Anthropocene Art


Katie Holten- Nothing from nothing CH 31

Katie Holten created an exhibit for the New Orleans Museum of art in 2012 titled Drawn to the Edge. The title encapsulated the works depiction of the edge between man- made vs. nature, between deep time and the rapid changes of the last century. As Holten began to research the area, she realized that the area was relatively young, sediment created the alluvial plains less than 5000 years ago.

Although young, the area has not eluded the anthropocentric destruction wreaked on older land. The man made channels cut through the bayous and swamplands are described by Holten as a lattice.



The gas and oil production taking place in the area have forever changed the landscape. Evidence of man’s domination over nature can been seen throughout the city.
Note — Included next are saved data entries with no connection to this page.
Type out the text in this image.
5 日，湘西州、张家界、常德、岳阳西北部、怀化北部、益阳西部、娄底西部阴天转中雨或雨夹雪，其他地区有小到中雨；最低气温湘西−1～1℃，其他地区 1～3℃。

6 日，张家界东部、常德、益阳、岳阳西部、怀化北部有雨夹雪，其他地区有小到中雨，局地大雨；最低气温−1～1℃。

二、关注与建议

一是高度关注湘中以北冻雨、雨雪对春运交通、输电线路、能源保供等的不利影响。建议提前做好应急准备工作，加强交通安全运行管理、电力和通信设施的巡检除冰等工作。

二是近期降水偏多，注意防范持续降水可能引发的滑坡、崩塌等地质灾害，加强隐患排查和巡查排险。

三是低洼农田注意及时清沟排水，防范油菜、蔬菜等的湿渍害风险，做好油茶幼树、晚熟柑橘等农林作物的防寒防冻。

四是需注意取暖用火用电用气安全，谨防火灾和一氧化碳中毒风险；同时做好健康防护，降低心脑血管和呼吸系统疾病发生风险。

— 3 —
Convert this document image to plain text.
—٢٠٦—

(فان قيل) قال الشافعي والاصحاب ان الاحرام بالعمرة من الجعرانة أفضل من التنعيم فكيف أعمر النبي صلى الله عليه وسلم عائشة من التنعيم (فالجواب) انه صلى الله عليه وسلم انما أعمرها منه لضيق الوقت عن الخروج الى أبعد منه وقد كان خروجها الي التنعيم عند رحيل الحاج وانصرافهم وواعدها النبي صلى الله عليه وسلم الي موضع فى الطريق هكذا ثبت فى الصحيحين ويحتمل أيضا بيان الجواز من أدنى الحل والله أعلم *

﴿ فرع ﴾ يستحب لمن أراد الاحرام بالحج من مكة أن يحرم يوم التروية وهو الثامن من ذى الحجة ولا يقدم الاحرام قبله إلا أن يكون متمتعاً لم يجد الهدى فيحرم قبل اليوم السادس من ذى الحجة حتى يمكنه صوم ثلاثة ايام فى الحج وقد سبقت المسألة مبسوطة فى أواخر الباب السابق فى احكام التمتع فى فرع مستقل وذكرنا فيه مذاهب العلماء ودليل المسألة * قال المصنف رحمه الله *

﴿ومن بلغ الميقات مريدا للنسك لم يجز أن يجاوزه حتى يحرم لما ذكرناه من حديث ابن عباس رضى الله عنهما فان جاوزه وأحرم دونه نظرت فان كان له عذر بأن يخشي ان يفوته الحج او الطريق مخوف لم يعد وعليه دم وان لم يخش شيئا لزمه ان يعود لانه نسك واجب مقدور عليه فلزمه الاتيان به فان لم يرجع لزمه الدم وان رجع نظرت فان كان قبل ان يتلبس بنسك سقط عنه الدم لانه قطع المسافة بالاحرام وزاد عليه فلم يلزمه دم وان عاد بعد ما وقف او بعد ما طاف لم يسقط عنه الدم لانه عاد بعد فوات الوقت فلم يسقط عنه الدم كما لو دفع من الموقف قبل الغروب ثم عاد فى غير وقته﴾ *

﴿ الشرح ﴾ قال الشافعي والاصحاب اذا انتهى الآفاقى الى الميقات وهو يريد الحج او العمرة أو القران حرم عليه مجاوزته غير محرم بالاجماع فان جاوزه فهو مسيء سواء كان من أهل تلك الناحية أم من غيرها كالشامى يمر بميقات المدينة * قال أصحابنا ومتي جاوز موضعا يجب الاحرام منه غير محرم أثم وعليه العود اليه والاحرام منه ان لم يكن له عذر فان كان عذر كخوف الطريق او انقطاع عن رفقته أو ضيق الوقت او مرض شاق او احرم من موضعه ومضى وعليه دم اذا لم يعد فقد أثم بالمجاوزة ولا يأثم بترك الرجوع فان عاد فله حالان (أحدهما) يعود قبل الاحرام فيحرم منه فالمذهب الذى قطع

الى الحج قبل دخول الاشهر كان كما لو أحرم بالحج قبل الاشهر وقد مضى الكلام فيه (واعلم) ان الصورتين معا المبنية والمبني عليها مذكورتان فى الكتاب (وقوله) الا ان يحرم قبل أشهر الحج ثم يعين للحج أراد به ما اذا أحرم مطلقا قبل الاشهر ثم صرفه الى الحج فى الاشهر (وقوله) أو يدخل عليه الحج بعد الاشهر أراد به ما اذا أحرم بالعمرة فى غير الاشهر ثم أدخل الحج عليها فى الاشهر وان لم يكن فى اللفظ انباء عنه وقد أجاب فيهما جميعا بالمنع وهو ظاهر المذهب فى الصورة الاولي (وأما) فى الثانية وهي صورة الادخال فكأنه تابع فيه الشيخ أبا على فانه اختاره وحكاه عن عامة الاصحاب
Swamplands covered by cement, the rivers natural flow being sequestered by levees, and hidden waterways are all a testament to the bulldozing agenda of man.

Holten’s works are created on canvas from 10-12’tall x 16-32’ long capturing the grandeur of destruction and nature simultaneously. She creates her art in media such as oil and sediment from the Mississippi to capture the gravity and organic quality of its subjects. One picture, titled Constellations, is a map of gas and oil wells in Louisiana. She used chalk from the Cretaceous era which she gathered from the former ocean floor of the Inland Sea in Kansas. This choice marries the destruction of nature and the scale of deep time.



Holten’s works are an important representation of the Anthropocene and the interplay between man and nature. The vividly depict the line that man has drawn between itself and the rest of the natural world. Her choice of media have a built in meta dialogue about deep time and its relation to our explosive acceleration of destruction.